Here are some small tips to get you through the Easter weekend without going off your training plan too much!

  • Set realistic goals. One or two pounds a week maximum is doable. Top weight-loss programs advocate stopping after the first 10 pounds and maintaining that loss for about six months before trying to lose any more. Doing a lot of high intensity workouts such as HIIT and other short burst sessions will help to burn that excess gained from the Easter bunnies gifts! 
  • As the saying goes: the only bad workout is the one you didn't do! Rest days are extremely important but try not to not go overboard or squeeze in a short, high calorie burn workout to help shed those extra calories quicker! 
  • If you don't have access to a gym this weekend, why not try this 15 minute HIIT workout in the comfort of your own home!
  • Another example of a HIIT workout, this time using small weights and some gym equipment...

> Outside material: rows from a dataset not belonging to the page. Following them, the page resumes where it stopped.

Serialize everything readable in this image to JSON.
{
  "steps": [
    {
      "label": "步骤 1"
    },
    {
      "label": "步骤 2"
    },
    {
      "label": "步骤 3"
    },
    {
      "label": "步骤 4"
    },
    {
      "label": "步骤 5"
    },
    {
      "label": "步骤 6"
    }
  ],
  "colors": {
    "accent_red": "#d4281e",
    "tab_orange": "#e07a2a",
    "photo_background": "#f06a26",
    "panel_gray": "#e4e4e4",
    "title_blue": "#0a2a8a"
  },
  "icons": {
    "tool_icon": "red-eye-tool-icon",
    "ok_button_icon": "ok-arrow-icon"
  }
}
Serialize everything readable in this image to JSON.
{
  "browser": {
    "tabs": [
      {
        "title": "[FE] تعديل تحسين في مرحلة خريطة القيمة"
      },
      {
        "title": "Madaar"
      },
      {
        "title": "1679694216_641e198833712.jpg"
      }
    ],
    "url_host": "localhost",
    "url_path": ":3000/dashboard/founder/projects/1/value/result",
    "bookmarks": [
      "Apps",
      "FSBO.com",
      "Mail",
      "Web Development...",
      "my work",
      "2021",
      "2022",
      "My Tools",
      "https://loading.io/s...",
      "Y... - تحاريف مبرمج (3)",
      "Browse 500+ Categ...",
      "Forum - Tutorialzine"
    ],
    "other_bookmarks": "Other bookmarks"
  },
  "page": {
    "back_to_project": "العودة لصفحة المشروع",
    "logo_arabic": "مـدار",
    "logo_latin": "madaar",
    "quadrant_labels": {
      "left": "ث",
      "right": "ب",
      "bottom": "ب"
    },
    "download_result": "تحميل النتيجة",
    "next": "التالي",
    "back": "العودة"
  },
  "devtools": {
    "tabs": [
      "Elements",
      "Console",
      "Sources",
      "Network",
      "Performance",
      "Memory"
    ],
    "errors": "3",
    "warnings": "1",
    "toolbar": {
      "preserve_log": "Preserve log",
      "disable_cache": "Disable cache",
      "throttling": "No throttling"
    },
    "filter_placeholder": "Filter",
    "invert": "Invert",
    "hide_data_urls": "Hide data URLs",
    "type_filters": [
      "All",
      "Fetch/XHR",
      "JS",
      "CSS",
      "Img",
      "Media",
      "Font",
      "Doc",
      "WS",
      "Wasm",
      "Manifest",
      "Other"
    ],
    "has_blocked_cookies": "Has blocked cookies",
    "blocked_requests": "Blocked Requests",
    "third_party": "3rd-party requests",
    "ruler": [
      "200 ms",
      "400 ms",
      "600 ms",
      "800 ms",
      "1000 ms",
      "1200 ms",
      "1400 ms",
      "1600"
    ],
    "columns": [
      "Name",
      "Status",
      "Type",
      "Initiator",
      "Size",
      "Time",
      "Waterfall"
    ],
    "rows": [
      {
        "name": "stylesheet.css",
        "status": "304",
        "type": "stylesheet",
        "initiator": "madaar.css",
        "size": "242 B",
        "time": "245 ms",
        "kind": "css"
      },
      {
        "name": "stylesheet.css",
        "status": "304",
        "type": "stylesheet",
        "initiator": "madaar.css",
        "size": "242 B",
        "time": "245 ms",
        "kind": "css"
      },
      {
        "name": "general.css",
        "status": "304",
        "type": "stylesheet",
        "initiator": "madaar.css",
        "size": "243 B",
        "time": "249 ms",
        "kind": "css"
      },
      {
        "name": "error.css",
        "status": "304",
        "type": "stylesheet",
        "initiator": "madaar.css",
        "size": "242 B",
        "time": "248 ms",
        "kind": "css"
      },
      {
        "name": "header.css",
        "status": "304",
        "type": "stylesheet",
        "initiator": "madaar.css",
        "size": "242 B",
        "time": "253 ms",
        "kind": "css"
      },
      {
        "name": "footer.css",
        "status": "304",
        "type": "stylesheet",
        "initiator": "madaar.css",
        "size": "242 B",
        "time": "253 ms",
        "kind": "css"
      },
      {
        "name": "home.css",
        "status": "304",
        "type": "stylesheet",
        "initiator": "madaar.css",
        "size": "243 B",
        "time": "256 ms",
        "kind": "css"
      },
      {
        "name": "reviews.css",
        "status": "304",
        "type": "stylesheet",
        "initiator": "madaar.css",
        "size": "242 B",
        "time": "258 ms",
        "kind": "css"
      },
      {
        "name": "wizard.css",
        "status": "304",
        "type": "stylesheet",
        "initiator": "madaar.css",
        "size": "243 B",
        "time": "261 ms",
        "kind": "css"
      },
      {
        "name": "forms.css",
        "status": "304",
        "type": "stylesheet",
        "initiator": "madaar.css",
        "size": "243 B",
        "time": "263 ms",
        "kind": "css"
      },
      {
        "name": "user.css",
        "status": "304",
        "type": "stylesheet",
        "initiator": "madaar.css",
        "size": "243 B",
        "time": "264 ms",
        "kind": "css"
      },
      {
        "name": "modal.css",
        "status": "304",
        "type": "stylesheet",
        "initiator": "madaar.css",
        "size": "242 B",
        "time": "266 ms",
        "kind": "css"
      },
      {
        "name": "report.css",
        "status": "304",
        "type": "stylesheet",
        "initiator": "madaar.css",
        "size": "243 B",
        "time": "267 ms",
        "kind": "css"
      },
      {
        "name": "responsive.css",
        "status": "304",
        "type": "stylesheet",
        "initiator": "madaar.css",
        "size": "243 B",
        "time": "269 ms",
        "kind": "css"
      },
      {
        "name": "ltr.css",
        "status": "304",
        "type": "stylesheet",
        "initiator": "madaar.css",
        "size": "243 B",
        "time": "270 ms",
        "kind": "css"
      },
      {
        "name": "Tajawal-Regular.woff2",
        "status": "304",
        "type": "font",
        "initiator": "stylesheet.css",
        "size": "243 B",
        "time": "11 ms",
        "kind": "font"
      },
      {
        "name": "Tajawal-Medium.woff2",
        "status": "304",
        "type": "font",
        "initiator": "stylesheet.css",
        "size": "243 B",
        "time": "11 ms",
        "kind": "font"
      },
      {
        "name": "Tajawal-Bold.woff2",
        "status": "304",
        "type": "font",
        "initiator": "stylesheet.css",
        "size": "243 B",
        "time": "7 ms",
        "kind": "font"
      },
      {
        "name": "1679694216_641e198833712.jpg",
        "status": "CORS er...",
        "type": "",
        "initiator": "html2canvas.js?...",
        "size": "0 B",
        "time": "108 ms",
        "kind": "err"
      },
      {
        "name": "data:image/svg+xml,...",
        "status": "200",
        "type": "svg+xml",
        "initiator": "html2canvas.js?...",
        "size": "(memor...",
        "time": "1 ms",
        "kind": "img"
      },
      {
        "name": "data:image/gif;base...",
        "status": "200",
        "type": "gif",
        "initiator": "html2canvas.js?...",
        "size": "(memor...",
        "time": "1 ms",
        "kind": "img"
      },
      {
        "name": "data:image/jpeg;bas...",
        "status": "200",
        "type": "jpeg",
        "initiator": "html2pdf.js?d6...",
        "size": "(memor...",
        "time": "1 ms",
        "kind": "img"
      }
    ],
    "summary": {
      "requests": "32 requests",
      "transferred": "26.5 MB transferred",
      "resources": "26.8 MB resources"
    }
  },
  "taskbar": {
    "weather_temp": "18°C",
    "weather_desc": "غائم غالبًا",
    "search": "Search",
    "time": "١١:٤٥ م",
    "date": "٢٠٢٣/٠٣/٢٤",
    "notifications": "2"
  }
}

Fun Fact and something to consider, for every standard sized Creme Egg, you will need to do 15 minutes running or one hours walking to burn it off! Now think about what you need to do for those extra large eggs that have extra treats inside?? 

However, we all just need to:
Relax! Some people binge when they’re stressed. A Yale University study found that women who secreted the most cortisol (a hormone released during stress) ate the most high-fat food after stress. The combination of cortisol and insulin prompts the body to store fat in preparation for possible starvation — just what you don’t need. If stress has a stronghold on your life, try learning yoga, meditation, or simple breathing exercises.

Most importantly, ENJOY the Easter break!